Capitals Notebook

Wearing Knee Brace, Gonchar Returns to Penguins' Starting Lineup

The Capitals' season ends with a thud as Pittsburgh blitzes Washington, 6-2, to win Game 7 at Verizon Center and advance to the Eastern Conference finals.
By Tarik El-Bashir and Dan Steinberg
Washington Post Staff Writers
Thursday, May 14, 2009

Three games after suffering a knee injury, Sergei Gonchar, the Pittsburgh Penguins' best defenseman, was in the lineup for Game 7 last night.

He conceded after the Penguins' 6-2 victory over the Washington Capitals that he wasn't 100 percent. But the veteran was well enough to register an assist on the game's first goal and skate 15 minutes 6 seconds.

Gonchar was injured when he was hit knee-on-knee with Capitals star Alex Ovechkin in the first period of Game 4. He had to be helped off the ice following the controversial hit, leading to speculation that he could be sidelined for a significant length of time.

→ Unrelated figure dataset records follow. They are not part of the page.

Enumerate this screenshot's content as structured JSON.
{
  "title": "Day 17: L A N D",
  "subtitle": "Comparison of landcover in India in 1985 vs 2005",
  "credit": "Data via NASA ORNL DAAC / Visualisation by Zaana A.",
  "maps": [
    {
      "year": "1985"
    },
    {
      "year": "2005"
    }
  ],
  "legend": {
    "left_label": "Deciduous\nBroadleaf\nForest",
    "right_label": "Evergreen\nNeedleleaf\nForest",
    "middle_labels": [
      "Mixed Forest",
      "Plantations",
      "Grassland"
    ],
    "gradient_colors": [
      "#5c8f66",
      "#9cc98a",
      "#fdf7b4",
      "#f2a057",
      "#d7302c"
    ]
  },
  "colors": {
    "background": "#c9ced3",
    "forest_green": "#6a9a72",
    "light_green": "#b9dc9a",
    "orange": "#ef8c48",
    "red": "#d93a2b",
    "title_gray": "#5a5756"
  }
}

Ovechkin said he offered Gonchar an apology in the handshake line after the game. The Capitals star could be seen gesturing as he attempted to explain himself.

"I just tell him I don't want to hit him and I just said sorry," Ovechkin said. "I just explained to him what happened. We have good relations.

"I don't want to hit guys to get them injured.

Asked if Gonchar accepted his apology, Ovechkin said: "Probably, I don't know. We just shake hands."

Gonchar, who played with a brace on his right knee, added: "He said there was no chance he was able to avoid that hit."

Gonchar returned to practice on Monday and took the morning skate. But it wasn't a sure thing that he would return to the lineup until after the pregame warmup.

When the starting lineups were announced, Gonchar was on the Penguins' blueline.

"Obviously I wasn't 100 percent," Gonchar said. "But it was Game 7. You have to play. I'm sure everyone would have done it."

Not including the game in which he was injured, Gonchar's ice time was his lowest total -- by far -- in the playoffs. But he wasn't limited to only power-play time. In fact, he skated 10:10 at even strength.

Gonchar's assist on Sidney Crosby's first period goal gave him 10 points in 11 playoff games and put him in a tie with Detroit's Nicklas Lidstrom for the league lead among defensemen in scoring.

The Capitals are 6-2 in elimination games under Coach Bruce Boudreau. Last night's game was the first all season, regular or playoffs, in which the Capitals did not have a single power play.

Crowded Press Box

The media contingent last night was larger than for any Capitals game since the 1998 Stanley Cup finals. Team officials said they could have filled a press box twice as big as their 111-seat space. The crowd also included at least a dozen members of the European press, hailing from Sweden, Russia, Finland, the Czech Republic and Slovakia. . . .

Entering last night, 14 of the previous 16 playoff games between these two franchises had been decided by a goal, with six of those games going to overtime. The Capitals have played more playoff overtime periods against Pittsburgh than against any other team. After Game 6, the teams had combined to play in 10 overtime periods over seven series. . . .

The Penguins got their second goal from winger Craig Adams, a 32-year-old journeyman who had never scored a playoff goal in eight NHL seasons. In 57 regular season and playoff games this year, Adams had scored just twice. . . .

Redskins Coach Jim Zorn and quarterback Jason Campbell were both in the crowd. Zorn also attended the Game 2 win.